Studies by Fernando Nottebohn in birds may have relevance to neurogenesis in the human brain. In the early 1980s, Nottebohn’s lab reported in several papers that in the female canary forebrain (hyperstriatum), the volume of two vocal control nuclei (functional collections of neurons and associated cells) increased markedly during the peak of the singing season, then declined, then increased again during the successive singing season. The song repertoire of the canaries changes each year. The birds were injected with 3H-thymidine, which becomes incorporated in the DNA of replicating cells. In birds that received the label, it was shown that the volume increase in one particular area was accompanied by labeled glial, endothelial and migrating neuronal precursor cells—all of which were interpreted as signs of neurogenesis.
The earliest neurological studies using radioactive labeling were done in 1962 by Joseph Altman, who injected 3H-thymidine into lesions created in the lateral geniculate body of adult rats. He found labeled glial cells, neuroblasts, and a few neurons in or near the lesion area. The presence of labeled neuroblasts was judged to support “a process of neurogenesis” in the area of repair.
In 1999, Elizabeth Gould and coworkers injected bromodeoxyuridine (BrdU, a synthetic nucleotide analog that, like 3H-thymidine, gets incorporated into DNA in replicating cells) into adult macaques and after one week found labeled mature neurons in the prefrontal, inferior temporal and parietal cortices, indicating that neurons “are added to primate neocortex in adulthood.” The authors did not regard the prior studies by Altman and Nottebohn as definitive or as establishing neurogenesis.
Peter Ericksson and colleagues reported in 1998 on the injection of five terminally ill patients with BrdU. They found that after their deaths (from several weeks to two years later), cells in the hippocampal dentate gyrus were labeled with both BrdU and a neuron-specific marker. They interpreted their findings to indicate the “genesis” of new neurons from “dividing progenitor cells” in the gyrus.

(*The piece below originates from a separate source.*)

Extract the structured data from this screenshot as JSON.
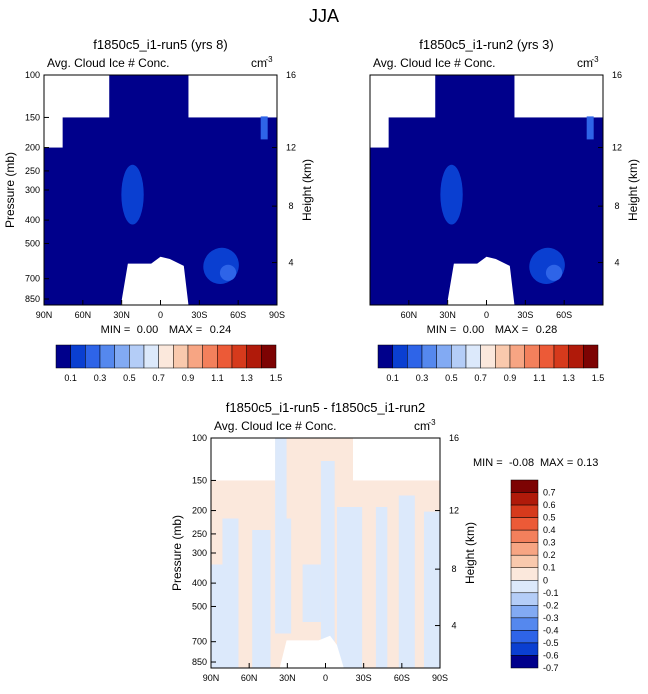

Finally, work by Marian Diamond and colleagues indicated that the continued growth of human brain after birth is influenced by nutritional factors and environmental influences. They found that rats given playthings and treadmills (“an enriched environment”) develop more glial cells per neuron in the occipital cortex. Other changes noted were “neuronal stroma size, neuronal density, length of dendritic branches, dendritic spine density, length of synapses and glial cell counts.”